1. How did you get Involved in International Arbitration?

I have been worked in dispute resolution for most of my career – over a decade now. Arbitration has become a more commonly used method of dispute resolution during that time, so too has it become a more common part of my caseload. I first got involved in International Arbitration as a junior solicitor, part of a team running arbitrations for clients. I qualified as a solicitor advocate, with higher rights of audience in the civil courts, in 2017. Since then, my work in both litigation and arbitration has concentrated on advocacy: drafting claims and responses, presenting oral arguments and examining witnesses.

2. How does International Arbitration help clients?

The flexibility offered by arbitration can be of great benefit to clients. Not only can they agree to resolve their dispute in a place that is convenient for them – regardless of where in the world they, the other side or the subject matter of the contract are located – but they can agree in advance what skills and qualifications the arbitrator will have. Not all disputes will be best resolved by having a lawyer as decision maker.

Once a dispute has crystalised and arbitration has started, the flexibility in procedure means disputes can be resolved quickly and efficiently. Publicly funded courts often don't have the resources to ensure that cases can be resolved as quickly and procedural rules tend to be quite rigid.

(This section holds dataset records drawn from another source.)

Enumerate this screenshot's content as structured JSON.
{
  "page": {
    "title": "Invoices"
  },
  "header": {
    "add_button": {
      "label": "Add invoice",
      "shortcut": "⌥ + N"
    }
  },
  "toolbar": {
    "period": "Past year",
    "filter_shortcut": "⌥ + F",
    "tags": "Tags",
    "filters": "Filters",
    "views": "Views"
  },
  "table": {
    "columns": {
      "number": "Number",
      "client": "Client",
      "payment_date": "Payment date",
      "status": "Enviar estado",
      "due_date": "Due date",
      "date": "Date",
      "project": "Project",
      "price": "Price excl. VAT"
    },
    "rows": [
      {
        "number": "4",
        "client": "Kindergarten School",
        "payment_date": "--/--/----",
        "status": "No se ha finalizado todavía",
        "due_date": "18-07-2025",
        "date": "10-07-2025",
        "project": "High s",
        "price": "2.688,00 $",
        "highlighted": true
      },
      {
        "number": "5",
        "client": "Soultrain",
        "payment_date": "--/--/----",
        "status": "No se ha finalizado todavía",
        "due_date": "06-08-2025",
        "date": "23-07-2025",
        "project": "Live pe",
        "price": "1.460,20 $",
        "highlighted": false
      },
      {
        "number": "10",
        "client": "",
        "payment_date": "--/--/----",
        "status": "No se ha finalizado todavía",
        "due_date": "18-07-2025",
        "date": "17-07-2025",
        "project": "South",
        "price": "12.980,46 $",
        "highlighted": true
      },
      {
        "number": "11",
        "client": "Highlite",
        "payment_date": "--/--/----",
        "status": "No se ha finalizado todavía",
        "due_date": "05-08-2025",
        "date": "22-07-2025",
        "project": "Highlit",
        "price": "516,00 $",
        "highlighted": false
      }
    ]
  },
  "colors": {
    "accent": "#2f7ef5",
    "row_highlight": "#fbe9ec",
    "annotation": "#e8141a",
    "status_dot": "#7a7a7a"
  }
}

Finally, the confidential nature of arbitration is often very attractive to clients. Courts are public places and decisions are published on websites. Even in disputes that are not particularly high profile, a client might well want to avoid an adverse written decision by a judge floating around on the internet.

3. Describe your most memorable experience in International Arbitration?

The remote trial that I ran with colleagues during the pandemic was challenging and, ultimately, rewarding. Our team was scattered around our homes in Scotland, the opponents in England, the arbitrator and his clerk in Denmark and the witnesses in separate locations in Greece. We used a specialist "e-court" platform to run the trial and our IT support for the system were based in Australia! From an advocacy perspective, it is always a challenge examining witnesses and making submissions to a decision maker whose first language isn't the same as your own. Doing that remotely was even more challenging and even more thought than normal had to be put into the words being used.

4. Name your top tip for when doing International Arbitration

One of the most important parts of International Arbitration comes up often well before a dispute arises. The arbitration agreement – which is frequently a clause in the underlying contract between the parties – is key. It's often not thought about, but if the clause is not fit for purpose for the particular contract, it can cause issues when a dispute does arise. Those who regularly include arbitration clauses in their contracts should review them regularly to ensure that potential issues are warded off well before arbitration is necessary.